The chemistry between the core team is fantastic here – Roman and Tej have some great one-liners, Han is the coolest as always, and Brian and Mia find out Mia is pregnant!
Fast and Furious 6 (2013)
The sixth installment has Hobbs recruit Brian, Dom and their team to take down a crew of mercenaries led by Owen Shaw (Luke Evans). The surprise twist, though, is that Letty is alive! And working with Shaw? And has no memory of Dom or her life before the accident from Fast and Furious?
At this point in the series, we’ve transitioned from Point Break with street racing to pretty much a full-fledged superhero franchise. The team faces an actual TANK and brings down a massive plane on the runway. At one point, Dom literally jumps out of his car, flies through the air, catches Letty mid-air and lands on a car on the other side of the road, and they’re both fine.

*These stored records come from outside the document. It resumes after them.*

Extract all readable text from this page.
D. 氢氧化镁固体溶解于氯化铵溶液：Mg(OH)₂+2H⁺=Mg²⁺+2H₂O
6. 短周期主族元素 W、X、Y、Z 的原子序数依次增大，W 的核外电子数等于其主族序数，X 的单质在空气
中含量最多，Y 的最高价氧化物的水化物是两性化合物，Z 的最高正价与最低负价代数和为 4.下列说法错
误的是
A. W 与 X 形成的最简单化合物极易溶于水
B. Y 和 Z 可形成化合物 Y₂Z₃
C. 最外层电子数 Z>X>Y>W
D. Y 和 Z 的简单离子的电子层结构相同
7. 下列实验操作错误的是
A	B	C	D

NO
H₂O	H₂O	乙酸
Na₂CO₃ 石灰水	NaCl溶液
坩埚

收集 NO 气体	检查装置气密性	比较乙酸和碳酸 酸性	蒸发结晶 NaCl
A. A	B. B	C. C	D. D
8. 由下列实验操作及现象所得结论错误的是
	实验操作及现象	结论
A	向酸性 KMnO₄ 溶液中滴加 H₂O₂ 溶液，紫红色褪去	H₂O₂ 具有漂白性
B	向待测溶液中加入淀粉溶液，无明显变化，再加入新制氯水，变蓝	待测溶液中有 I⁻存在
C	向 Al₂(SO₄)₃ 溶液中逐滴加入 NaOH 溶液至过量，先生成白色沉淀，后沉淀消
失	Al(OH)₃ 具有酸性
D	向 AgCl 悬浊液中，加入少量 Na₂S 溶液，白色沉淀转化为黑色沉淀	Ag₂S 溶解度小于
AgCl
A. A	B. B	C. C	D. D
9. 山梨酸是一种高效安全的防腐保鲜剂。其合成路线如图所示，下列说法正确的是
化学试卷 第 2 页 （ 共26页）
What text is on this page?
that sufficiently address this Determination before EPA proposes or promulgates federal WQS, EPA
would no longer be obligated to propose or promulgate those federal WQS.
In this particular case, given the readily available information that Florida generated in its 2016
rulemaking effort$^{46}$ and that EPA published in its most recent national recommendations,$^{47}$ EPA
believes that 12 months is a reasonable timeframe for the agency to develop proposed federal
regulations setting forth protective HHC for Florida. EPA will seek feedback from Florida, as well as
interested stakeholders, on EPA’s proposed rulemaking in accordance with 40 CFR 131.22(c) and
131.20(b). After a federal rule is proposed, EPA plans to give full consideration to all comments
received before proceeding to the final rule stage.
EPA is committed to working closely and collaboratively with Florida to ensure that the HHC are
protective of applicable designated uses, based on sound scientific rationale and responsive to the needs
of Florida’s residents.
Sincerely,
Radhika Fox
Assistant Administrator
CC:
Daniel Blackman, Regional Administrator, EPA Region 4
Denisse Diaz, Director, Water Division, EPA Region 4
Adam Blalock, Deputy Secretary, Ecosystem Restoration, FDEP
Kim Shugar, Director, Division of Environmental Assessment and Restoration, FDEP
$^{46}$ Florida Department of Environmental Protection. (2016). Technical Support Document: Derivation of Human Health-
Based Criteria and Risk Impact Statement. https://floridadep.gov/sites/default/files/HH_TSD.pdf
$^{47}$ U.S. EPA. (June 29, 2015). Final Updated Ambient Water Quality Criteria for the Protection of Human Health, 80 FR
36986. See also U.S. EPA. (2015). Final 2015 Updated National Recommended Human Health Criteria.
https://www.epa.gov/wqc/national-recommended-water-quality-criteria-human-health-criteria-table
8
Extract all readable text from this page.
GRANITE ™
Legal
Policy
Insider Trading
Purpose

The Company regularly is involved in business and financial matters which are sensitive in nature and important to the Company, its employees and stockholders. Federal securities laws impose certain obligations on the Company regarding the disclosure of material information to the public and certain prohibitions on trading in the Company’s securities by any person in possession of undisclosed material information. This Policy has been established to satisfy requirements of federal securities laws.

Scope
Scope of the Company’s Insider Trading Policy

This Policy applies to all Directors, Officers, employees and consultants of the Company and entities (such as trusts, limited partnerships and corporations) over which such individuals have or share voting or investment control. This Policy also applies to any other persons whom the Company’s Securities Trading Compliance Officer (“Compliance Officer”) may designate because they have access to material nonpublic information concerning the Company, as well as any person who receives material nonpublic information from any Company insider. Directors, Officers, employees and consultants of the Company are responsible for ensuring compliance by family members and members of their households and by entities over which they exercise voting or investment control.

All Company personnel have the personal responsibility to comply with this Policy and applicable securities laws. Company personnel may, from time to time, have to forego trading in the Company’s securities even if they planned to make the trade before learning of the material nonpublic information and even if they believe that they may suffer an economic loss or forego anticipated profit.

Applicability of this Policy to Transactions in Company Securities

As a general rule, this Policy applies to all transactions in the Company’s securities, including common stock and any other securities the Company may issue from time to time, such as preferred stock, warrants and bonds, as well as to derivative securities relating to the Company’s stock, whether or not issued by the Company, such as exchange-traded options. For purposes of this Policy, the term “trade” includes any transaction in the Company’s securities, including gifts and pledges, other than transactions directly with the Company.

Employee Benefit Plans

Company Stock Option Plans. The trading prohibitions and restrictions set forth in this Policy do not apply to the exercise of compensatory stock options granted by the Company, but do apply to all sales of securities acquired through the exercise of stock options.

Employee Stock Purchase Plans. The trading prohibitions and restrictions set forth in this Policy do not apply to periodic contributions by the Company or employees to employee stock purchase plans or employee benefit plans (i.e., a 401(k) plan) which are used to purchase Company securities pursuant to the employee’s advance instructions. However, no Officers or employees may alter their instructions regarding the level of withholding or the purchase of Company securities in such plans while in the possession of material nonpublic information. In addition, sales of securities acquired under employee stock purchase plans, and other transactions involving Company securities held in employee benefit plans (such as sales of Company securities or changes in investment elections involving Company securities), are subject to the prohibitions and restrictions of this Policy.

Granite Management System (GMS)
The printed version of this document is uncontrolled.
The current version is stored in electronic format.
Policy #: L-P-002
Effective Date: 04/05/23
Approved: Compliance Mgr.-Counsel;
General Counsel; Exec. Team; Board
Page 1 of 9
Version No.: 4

This movie finally closes the loop on Han in Tokyo Drift and introduces us to the next Big Bad – Owen Shaw’s brother, Deckard Shaw (Jason Statham).
Furious 7 (2015)
Paul Walker died in 2013 halfway through filming on Furious 7, so this is Brian’s final appearance in the series. Maybe it was having watched all of these movies within a week, but I got really emotional at the end?? I think the movie did a fantastic job wrapping up his character and giving him the send-off he deserved.
After the events of Fast and Furious 6, Deckard Shaw enacts his revenge against Brian and Dom for what they did to his brother. Having already killed Han in Tokyo, he comes after the rest of the team as they rescue a hacker named Ramsay (Game of Thrones’ Nathalie Emmanuel).
Also, Brian and Dom’s team DROPS CARS OUT OF A PLANE and parachutes them down onto a mountain road to ambush the convoy carrying Ramsay. AND Brian and Dom drive another car through the air between THREE SKYSCRAPER TOWERS (“Cars don’t fly!!”). Bonkers stuff, but great fun.
The Fate of the Furious (2017)
I hope whoever suggested naming this movie “F8 of the Furious” meant it as a joke at first and got a massive raise or promotion. It’s genius.
Fate introduces us to the villainous Cipher (Charlize Theron), who blackmails Dom to work for her, so the Hobbs and the rest of Dom’s team must stop them. They are also forced to partner with Shaw, much to their disgust.
This movie is just as wild as the previous few, but almost bursts the insanity bubble for me. Plus, so much of the plot is based on hacking and has characters saying things like “hack them all” and typing furiously (lol) on computers like that has any meaning. We do get Scott Eastwood here to fulfill the white boy quotient and a delightful cameo from Helen Mirren.
Fast and Furious Presents: Hobbs and Shaw (2019)
This one was pretty disappointing. The Rock and Jason Statham are obviously having a blast, but the villain (Idris Elba) is a cybernetically enhanced mercenary? It barely felt like a Fast and Furious movie and gave no explanation why Hobbs wouldn’t have called Dom or the rest of the team to help.
So what do you think? Have you seen the Fast and Furious movies or have I convinced you to give them a shot? I’m officially a fan and can’t wait for F9 (hopefully) later this year.